Vu les articles 469, 512 et 519 du code de procédure pénale :

6. Il résulte de ces textes qu’en matière répressive, la compétence des juridictions est d’ordre public et que les juges du second degré, saisis de la cause entière par l’appel du ministère public, doivent examiner, même d’office, leur compétence et se déclarer incompétents si les faits poursuivis sont du ressort de la juridiction criminelle.

7. En l’espèce, M. [U] a été convoqué par officier de police judiciaire devant le tribunal correctionnel sous la prévention d’agression sexuelle, à l’issue d’une enquête préliminaire.

8. Pour le déclarer coupable de cette infraction, la cour d’appel énonce qu’il a, selon la victime, introduit son poing dans son vagin, en lui cachant la nature de l’acte qu’il allait commettre.
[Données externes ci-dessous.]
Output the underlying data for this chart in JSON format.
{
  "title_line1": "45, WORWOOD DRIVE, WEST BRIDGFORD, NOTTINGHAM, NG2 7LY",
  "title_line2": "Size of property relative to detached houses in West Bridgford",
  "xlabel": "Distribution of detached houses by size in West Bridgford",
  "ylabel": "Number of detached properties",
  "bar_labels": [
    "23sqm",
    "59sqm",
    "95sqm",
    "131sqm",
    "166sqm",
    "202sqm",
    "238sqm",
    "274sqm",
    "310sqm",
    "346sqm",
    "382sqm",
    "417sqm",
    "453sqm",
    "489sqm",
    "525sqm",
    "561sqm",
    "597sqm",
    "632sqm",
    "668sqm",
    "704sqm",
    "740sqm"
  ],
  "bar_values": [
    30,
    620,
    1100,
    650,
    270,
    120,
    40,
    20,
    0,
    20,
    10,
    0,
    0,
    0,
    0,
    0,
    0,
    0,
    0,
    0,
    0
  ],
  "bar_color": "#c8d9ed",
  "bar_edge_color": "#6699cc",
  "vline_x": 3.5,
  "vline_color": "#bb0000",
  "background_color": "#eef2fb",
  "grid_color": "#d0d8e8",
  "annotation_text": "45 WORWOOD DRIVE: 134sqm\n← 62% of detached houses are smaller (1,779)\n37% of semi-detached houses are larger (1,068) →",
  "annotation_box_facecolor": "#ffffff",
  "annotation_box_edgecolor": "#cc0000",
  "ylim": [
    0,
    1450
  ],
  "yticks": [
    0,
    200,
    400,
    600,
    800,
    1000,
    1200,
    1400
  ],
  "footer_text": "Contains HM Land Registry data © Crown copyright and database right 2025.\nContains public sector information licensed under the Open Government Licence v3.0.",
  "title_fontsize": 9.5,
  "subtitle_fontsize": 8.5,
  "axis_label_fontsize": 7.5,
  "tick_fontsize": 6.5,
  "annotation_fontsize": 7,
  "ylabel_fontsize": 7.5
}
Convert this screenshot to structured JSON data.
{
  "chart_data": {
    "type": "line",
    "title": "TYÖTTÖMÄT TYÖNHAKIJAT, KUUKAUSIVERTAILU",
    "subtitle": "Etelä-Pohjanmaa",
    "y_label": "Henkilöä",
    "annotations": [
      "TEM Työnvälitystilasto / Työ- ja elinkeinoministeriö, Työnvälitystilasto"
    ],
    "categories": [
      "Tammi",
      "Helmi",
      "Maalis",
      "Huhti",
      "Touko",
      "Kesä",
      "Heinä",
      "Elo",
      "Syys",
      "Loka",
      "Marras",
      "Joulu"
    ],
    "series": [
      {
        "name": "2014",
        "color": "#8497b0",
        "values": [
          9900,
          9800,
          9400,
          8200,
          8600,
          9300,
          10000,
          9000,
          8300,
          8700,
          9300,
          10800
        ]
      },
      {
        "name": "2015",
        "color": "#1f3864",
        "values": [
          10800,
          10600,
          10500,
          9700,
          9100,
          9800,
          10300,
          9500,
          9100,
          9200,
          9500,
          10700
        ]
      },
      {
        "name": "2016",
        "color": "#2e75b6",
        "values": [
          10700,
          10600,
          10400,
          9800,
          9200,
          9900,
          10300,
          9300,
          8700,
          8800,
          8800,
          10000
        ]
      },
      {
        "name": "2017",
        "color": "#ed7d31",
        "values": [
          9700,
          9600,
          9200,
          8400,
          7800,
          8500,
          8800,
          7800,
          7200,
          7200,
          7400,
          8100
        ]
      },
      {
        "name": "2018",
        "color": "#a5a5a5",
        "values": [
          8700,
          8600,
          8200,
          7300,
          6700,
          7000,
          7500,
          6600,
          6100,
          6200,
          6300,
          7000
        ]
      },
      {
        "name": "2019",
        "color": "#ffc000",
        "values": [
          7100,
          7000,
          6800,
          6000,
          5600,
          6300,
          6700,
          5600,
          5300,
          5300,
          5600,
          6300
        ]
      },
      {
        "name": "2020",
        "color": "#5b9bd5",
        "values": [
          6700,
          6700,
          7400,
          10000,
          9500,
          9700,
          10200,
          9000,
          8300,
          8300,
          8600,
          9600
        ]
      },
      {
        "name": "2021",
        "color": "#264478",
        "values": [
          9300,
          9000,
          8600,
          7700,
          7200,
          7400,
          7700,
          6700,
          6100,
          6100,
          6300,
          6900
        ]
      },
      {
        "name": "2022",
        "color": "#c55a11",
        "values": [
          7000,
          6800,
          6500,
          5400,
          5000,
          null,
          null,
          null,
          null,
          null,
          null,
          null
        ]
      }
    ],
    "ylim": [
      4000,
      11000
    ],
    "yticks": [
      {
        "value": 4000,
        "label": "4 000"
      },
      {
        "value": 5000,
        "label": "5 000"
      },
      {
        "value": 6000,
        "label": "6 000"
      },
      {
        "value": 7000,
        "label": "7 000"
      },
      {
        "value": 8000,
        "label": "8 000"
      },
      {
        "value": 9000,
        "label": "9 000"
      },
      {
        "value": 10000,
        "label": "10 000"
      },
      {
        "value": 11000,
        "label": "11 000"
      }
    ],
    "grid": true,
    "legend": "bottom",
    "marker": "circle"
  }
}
9. Les juges ajoutent que les experts ont considéré que les lésions, qui ont dû être prises en charge chirurgicalement, sont compatibles avec les déclarations de la victime, et non les explications de M. [U].
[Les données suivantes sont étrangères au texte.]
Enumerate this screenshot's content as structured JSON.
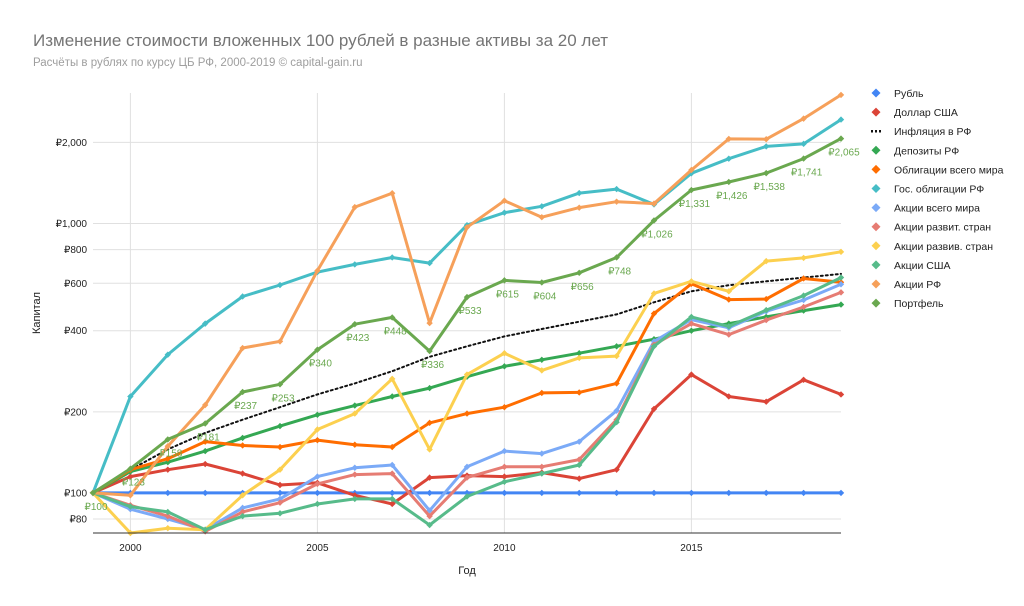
{
  "chart_data": {
    "type": "line",
    "title": "Изменение стоимости вложенных 100 рублей в разные активы за 20 лет",
    "subtitle": "Расчёты в рублях по курсу ЦБ РФ, 2000-2019 © capital-gain.ru",
    "xlabel": "Год",
    "ylabel": "Капитал",
    "y_scale": "log",
    "grid": true,
    "legend_position": "right",
    "x": [
      1999,
      2000,
      2001,
      2002,
      2003,
      2004,
      2005,
      2006,
      2007,
      2008,
      2009,
      2010,
      2011,
      2012,
      2013,
      2014,
      2015,
      2016,
      2017,
      2018,
      2019
    ],
    "xticks": [
      2000,
      2005,
      2010,
      2015
    ],
    "xtick_labels": [
      "2000",
      "2005",
      "2010",
      "2015"
    ],
    "xlim": [
      1999,
      2019
    ],
    "yticks": [
      80,
      100,
      200,
      400,
      600,
      800,
      1000,
      2000
    ],
    "ytick_labels": [
      "₽80",
      "₽100",
      "₽200",
      "₽400",
      "₽600",
      "₽800",
      "₽1,000",
      "₽2,000"
    ],
    "ylim": [
      71,
      3050
    ],
    "series": [
      {
        "name": "Рубль",
        "color": "#4285f4",
        "style": "solid",
        "markers": true,
        "values": [
          100,
          100,
          100,
          100,
          100,
          100,
          100,
          100,
          100,
          100,
          100,
          100,
          100,
          100,
          100,
          100,
          100,
          100,
          100,
          100,
          100
        ]
      },
      {
        "name": "Доллар США",
        "color": "#db4437",
        "style": "solid",
        "markers": true,
        "values": [
          100,
          115,
          122,
          128,
          118,
          107,
          109,
          98,
          91,
          114,
          116,
          115,
          119,
          113,
          122,
          205,
          275,
          228,
          218,
          263,
          232
        ]
      },
      {
        "name": "Инфляция в РФ",
        "color": "#111111",
        "style": "dotted",
        "markers": false,
        "values": [
          100,
          122,
          145,
          167,
          187,
          208,
          232,
          255,
          283,
          320,
          350,
          381,
          406,
          432,
          460,
          510,
          560,
          590,
          610,
          630,
          650
        ]
      },
      {
        "name": "Депозиты РФ",
        "color": "#34a853",
        "style": "solid",
        "markers": true,
        "values": [
          100,
          120,
          130,
          143,
          160,
          177,
          195,
          211,
          228,
          245,
          270,
          295,
          312,
          330,
          350,
          372,
          400,
          425,
          450,
          475,
          500
        ]
      },
      {
        "name": "Облигации всего мира",
        "color": "#ff6d00",
        "style": "solid",
        "markers": true,
        "values": [
          100,
          122,
          134,
          155,
          150,
          148,
          157,
          151,
          148,
          182,
          197,
          208,
          235,
          236,
          255,
          463,
          597,
          522,
          524,
          625,
          605
        ]
      },
      {
        "name": "Гос. облигации РФ",
        "color": "#46bdc6",
        "style": "solid",
        "markers": true,
        "values": [
          100,
          228,
          326,
          425,
          536,
          591,
          660,
          705,
          748,
          713,
          986,
          1097,
          1158,
          1297,
          1342,
          1177,
          1536,
          1740,
          1932,
          1975,
          2430
        ]
      },
      {
        "name": "Акции всего мира",
        "color": "#7baaf7",
        "style": "solid",
        "markers": true,
        "values": [
          100,
          87,
          80,
          73,
          88,
          95,
          115,
          124,
          127,
          86,
          125,
          143,
          140,
          155,
          202,
          365,
          440,
          410,
          472,
          520,
          595
        ]
      },
      {
        "name": "Акции развит. стран",
        "color": "#e67c73",
        "style": "solid",
        "markers": true,
        "values": [
          100,
          90,
          82,
          72,
          85,
          92,
          108,
          117,
          118,
          82,
          114,
          125,
          125,
          133,
          187,
          355,
          425,
          387,
          438,
          490,
          555
        ]
      },
      {
        "name": "Акции развив. стран",
        "color": "#fcd04f",
        "style": "solid",
        "markers": true,
        "values": [
          100,
          71,
          74,
          73,
          98,
          122,
          172,
          197,
          265,
          145,
          275,
          330,
          285,
          317,
          322,
          550,
          610,
          560,
          725,
          745,
          785
        ]
      },
      {
        "name": "Акции США",
        "color": "#57bb8a",
        "style": "solid",
        "markers": true,
        "values": [
          100,
          89,
          85,
          73,
          82,
          84,
          91,
          95,
          95,
          76,
          97,
          110,
          118,
          127,
          183,
          350,
          450,
          415,
          477,
          540,
          630
        ]
      },
      {
        "name": "Акции РФ",
        "color": "#f6a05a",
        "style": "solid",
        "markers": true,
        "values": [
          100,
          98,
          149,
          212,
          345,
          365,
          668,
          1150,
          1295,
          427,
          968,
          1215,
          1055,
          1145,
          1205,
          1185,
          1580,
          2060,
          2055,
          2450,
          3000
        ]
      },
      {
        "name": "Портфель",
        "color": "#6aa84f",
        "style": "solid",
        "markers": true,
        "values": [
          100,
          123,
          158,
          181,
          237,
          253,
          340,
          423,
          448,
          336,
          533,
          615,
          604,
          656,
          748,
          1026,
          1331,
          1426,
          1538,
          1741,
          2065
        ],
        "data_labels": [
          "₽100",
          "₽123",
          "₽158",
          "₽181",
          "₽237",
          "₽253",
          "₽340",
          "₽423",
          "₽448",
          "₽336",
          "₽533",
          "₽615",
          "₽604",
          "₽656",
          "₽748",
          "₽1,026",
          "₽1,331",
          "₽1,426",
          "₽1,538",
          "₽1,741",
          "₽2,065"
        ]
      }
    ]
  }
}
10. Ils en concluent que M. [U] a pratiqué sur elle, sans qu’elle comprenne ce qu’il était en train de faire, un acte qui nécessitait l’accord sinon l’adhésion de cette dernière.

11. En se déterminant ainsi, alors que les faits, à les supposer établis, constituent le crime de viol, prévu et réprimé par l’article 222-23 du code pénal et qu’ainsi la juridiction correctionnelle était incompétente pour en connaître, la cour d’appel a méconnu les textes susvisés et le principe ci-dessus rappelé.

12. La cassation est par conséquent encourue.

Portée et conséquences de la cassation

13. La cassation s’étendra à toutes les dispositions de l’arrêt, à l’exception de celle prononçant la relaxe de M. [U] du chef de détention de représentation pornographique de mineurs, qui n’encourt pas la censure.

14. Il n’y a pas lieu de renvoyer à une juridiction de même ordre et degré que celle qui a rendu la décision partiellement annulée, dès lors que celle-ci serait incompétente. En application de l’article 659 du code de procédure pénale, il convient de régler de juges par avance, et, ce faisant, de renvoyer l’affaire et les parties devant la chambre de l’instruction, afin qu’elle statue tant sur la prévention que sur la compétence.